Mike Guilfoyle, vice-chair of the Friends of Brockley and Ladywell Cemeteries and a local historian, reveals the stories of some of the people – the rich and famous as well as tA he poor and long forgotten – who had links with our neighbourhood
Sir Walter de la Mare (1873-1956) poet, short story writer, and novelist. Charlton-born Walter worked for the Anglo-American Oil company, before becoming a full-time writer publishing his first collection of poetry, pseudonymously, Songs of Childhood in 1902.
In addition to publishing more than a thousand poems, culminating with The Traveller (1945) and Winged Chariot (1951), considered by many – among them T. S. Eliot, his editor at Faber Publishing – to be his finest poems, he published novels, including Memoirs of a Midget (1921), short stories, drama, stories for children and literary criticism.
He was awarded the Order of Merit in 1953. His ashes are buried in the crypt of St Paul’s Cathedral, where he had once been a choirboy. Walter’s family lived for a time at 57 Brookbank Road having moved from nearby Forest Hill around 1887.
Gordon Brock Bridgman (1882-1971) Architect. The son of Architect and Surveyor, Henry Hewitt Bridgman (d.1898) , who was dubbed ‘The Commissioner of Sewers’, G.B. Bridgman’s eponymous local connection is that of having Gordonbrock road ( and the adjoining primary school ) named after him.
This happened during the rapid urban expansion of the area in the 1880’s. There was some wry consternation at the time from borough worthies at some of the street names proposed for the developing area near to Brockley grove remembering family off spring of local builders and surveyors!
G.B. Bridgman went on to design numerous impressive buildings in the Sudan and he died in Majorca. Photographs of many of his works are now held in Durham University Archives.
Octavia Hill (1838-1912) Social Reformer. Octavia was a pioneering social reformer and one of the founders of the National Trust. Her tireless commitment to improving urban housing and protecting green spaces, led her to campaign to prevent Hilly Fields being developed in the late nineteenth century.
The Dedication to the Public of Hilly Fields, by Sir Arthur Arnold, Chairman of the Council, took place on Saturday, 16th May, 1896. modern day wayfarers who cherish and use this wonderful local green space can perhaps offer her an appreciative thought when they ‘soak up the value of abundant good air’.
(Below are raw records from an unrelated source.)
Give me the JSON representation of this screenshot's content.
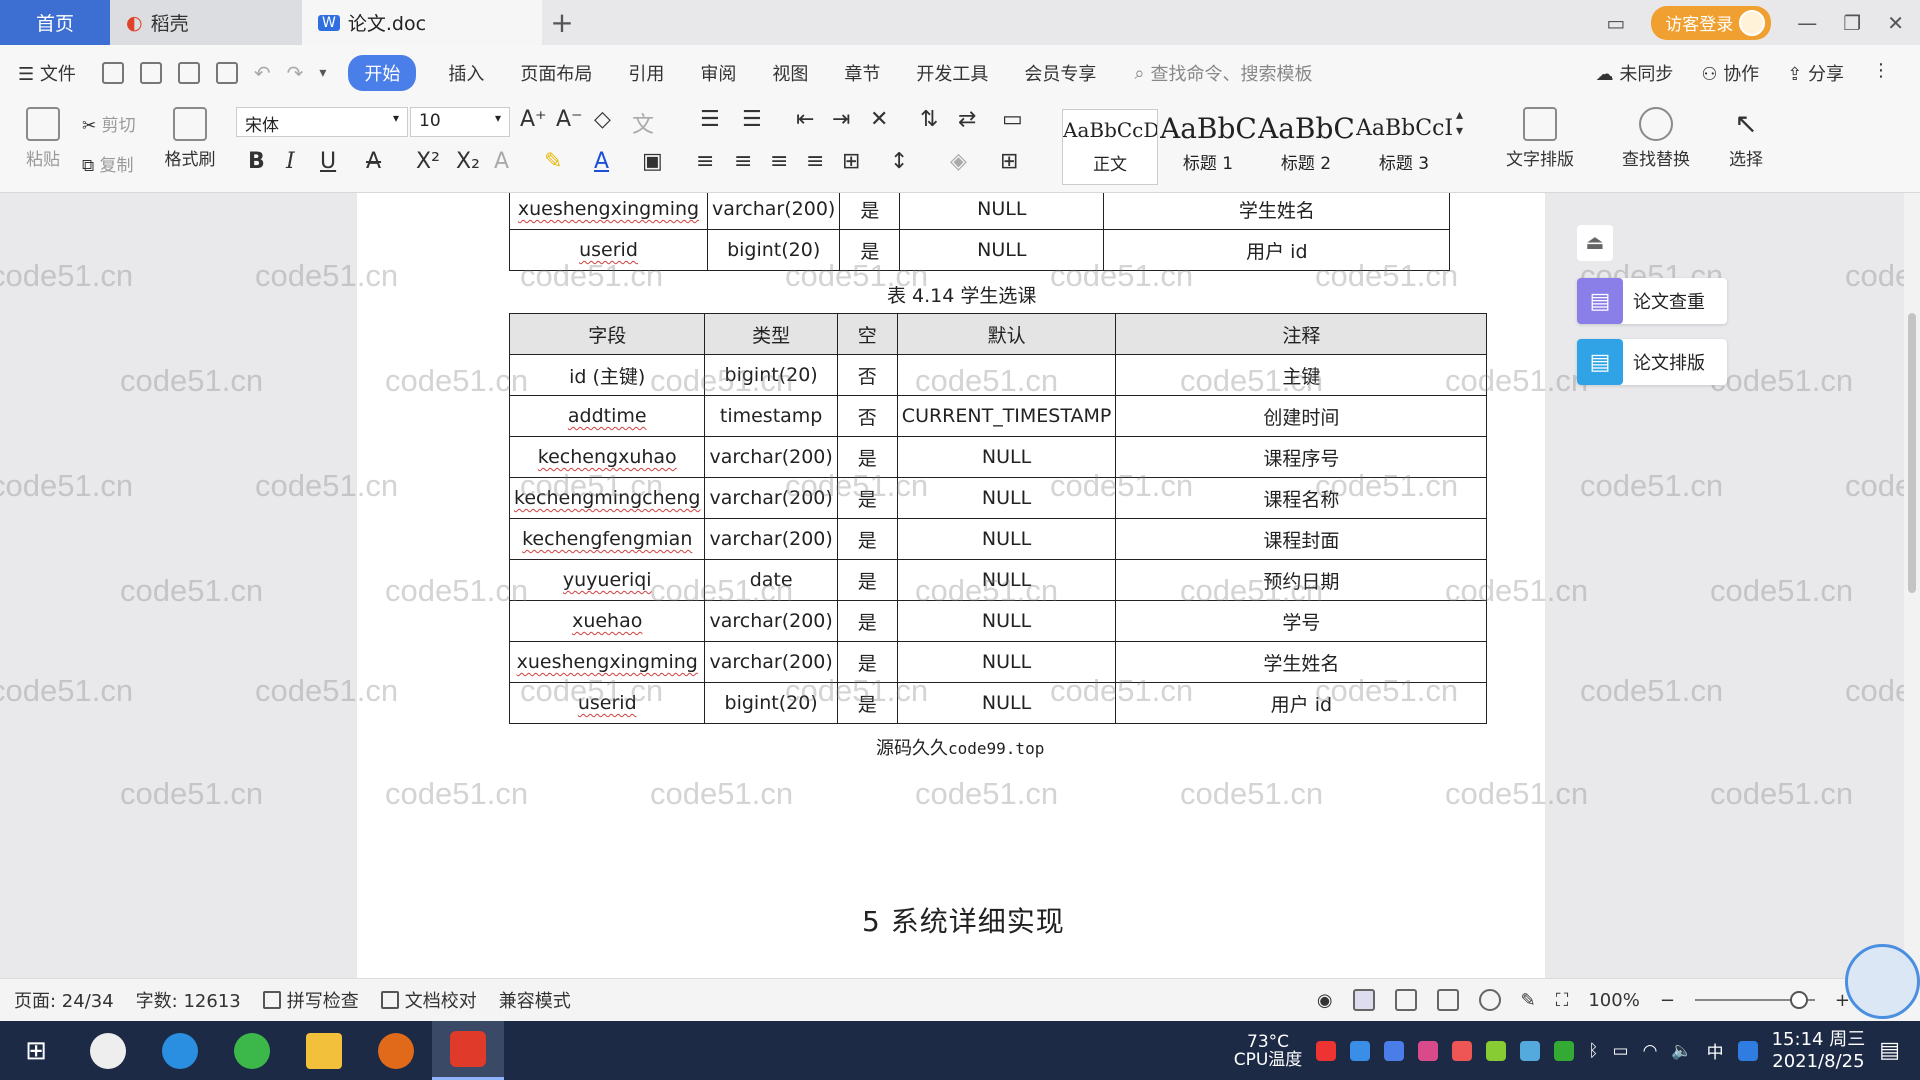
{
  "titlebar": {
    "tabs": [
      {
        "label": "首页"
      },
      {
        "label": "稻壳"
      },
      {
        "label": "论文.doc"
      }
    ],
    "login_label": "访客登录"
  },
  "menubar": {
    "file_label": "文件",
    "items": [
      "开始",
      "插入",
      "页面布局",
      "引用",
      "审阅",
      "视图",
      "章节",
      "开发工具",
      "会员专享"
    ],
    "search_placeholder": "查找命令、搜索模板",
    "right": [
      "未同步",
      "协作",
      "分享"
    ]
  },
  "ribbon": {
    "paste": "粘贴",
    "cut": "剪切",
    "copy": "复制",
    "format_painter": "格式刷",
    "font_name": "宋体",
    "font_size": "10",
    "styles": [
      {
        "sample": "AaBbCcDd",
        "label": "正文"
      },
      {
        "sample": "AaBbC",
        "label": "标题 1"
      },
      {
        "sample": "AaBbC",
        "label": "标题 2"
      },
      {
        "sample": "AaBbCcI",
        "label": "标题 3"
      }
    ],
    "text_layout": "文字排版",
    "find_replace": "查找替换",
    "select": "选择"
  },
  "document": {
    "prev_table_rows": [
      [
        "xueshengxingming",
        "varchar(200)",
        "是",
        "NULL",
        "学生姓名"
      ],
      [
        "userid",
        "bigint(20)",
        "是",
        "NULL",
        "用户 id"
      ]
    ],
    "caption": "表 4.14  学生选课",
    "table_headers": [
      "字段",
      "类型",
      "空",
      "默认",
      "注释"
    ],
    "table_rows": [
      [
        "id (主键)",
        "bigint(20)",
        "否",
        "",
        "主键"
      ],
      [
        "addtime",
        "timestamp",
        "否",
        "CURRENT_TIMESTAMP",
        "创建时间"
      ],
      [
        "kechengxuhao",
        "varchar(200)",
        "是",
        "NULL",
        "课程序号"
      ],
      [
        "kechengmingcheng",
        "varchar(200)",
        "是",
        "NULL",
        "课程名称"
      ],
      [
        "kechengfengmian",
        "varchar(200)",
        "是",
        "NULL",
        "课程封面"
      ],
      [
        "yuyueriqi",
        "date",
        "是",
        "NULL",
        "预约日期"
      ],
      [
        "xuehao",
        "varchar(200)",
        "是",
        "NULL",
        "学号"
      ],
      [
        "xueshengxingming",
        "varchar(200)",
        "是",
        "NULL",
        "学生姓名"
      ],
      [
        "userid",
        "bigint(20)",
        "是",
        "NULL",
        "用户 id"
      ]
    ],
    "overlay_cn": "源码久久",
    "overlay_url": "code99.top",
    "section_heading": "5 系统详细实现",
    "watermark": "code51.cn"
  },
  "side_panel": {
    "check": "论文查重",
    "layout": "论文排版"
  },
  "statusbar": {
    "page": "页面: 24/34",
    "words": "字数: 12613",
    "spell": "拼写检查",
    "proof": "文档校对",
    "compat": "兼容模式",
    "zoom": "100%"
  },
  "taskbar": {
    "temp": "73°C",
    "temp_label": "CPU温度",
    "ime": "中",
    "time": "15:14 周三",
    "date": "2021/8/25"
  }
}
Two other local literary figures who reference Hilly Fields in their writings were the children’s author, Edith Nesbit, who mentions it in her 1913 non-fiction book Wings and the Child and Poet, Artist and Soldier (David Jones d.1974) whose fond boyhood recollections of walking to Hilly Fields from nearby Brockley, found later rich literary inspiration in his poem The Tutelar of the Place. He is buried in Ladywell cemetery and a commemorative maroon plaque was unveiled in 2015 at his childhood address in Arabin road.
Reverend Canon George Holden Butt (1832-1915). George who was born in Dulwich, was the son of the Reverend Phelps John Butt. For many years he was the resident priest living at George Town, Demerara, British Guiana (Guyana). His two sons were killed in the First World War. One of George’s brothers was Sir Charles Parker Butt (1830-1892) who was a correspondent for the ‘Times’ at Constantinople and who in 1886 was the ‘floundering’ Judge in the case of Crawford v. Crawford which was among the first Victorian divorce cases to involve a well-known English politician Sir Charles Dilke. George lived for a time in Vicars Hill, Ladywell. The family grave is in Ladywell cemetery.
Violet Gladys Tyler (d.1997) Diarist. Violet’s occupation was described as that of an office worker. She started to write her diaries before the Second World War. These were later handed onto Lewisham Local History and Archive centre after her death in 1997. She lived at 25 Ladywell Road in the 1930s and 1940s with her parents and worked in an office at Maltina Bakeries, Webber Street, Blackfriars Road. There are numerous references to World War II in the later diaries, and throughout many comments on leisure pursuits, such as attending the cinema and the state of the weather. Her grave is in Ladywell cemetery.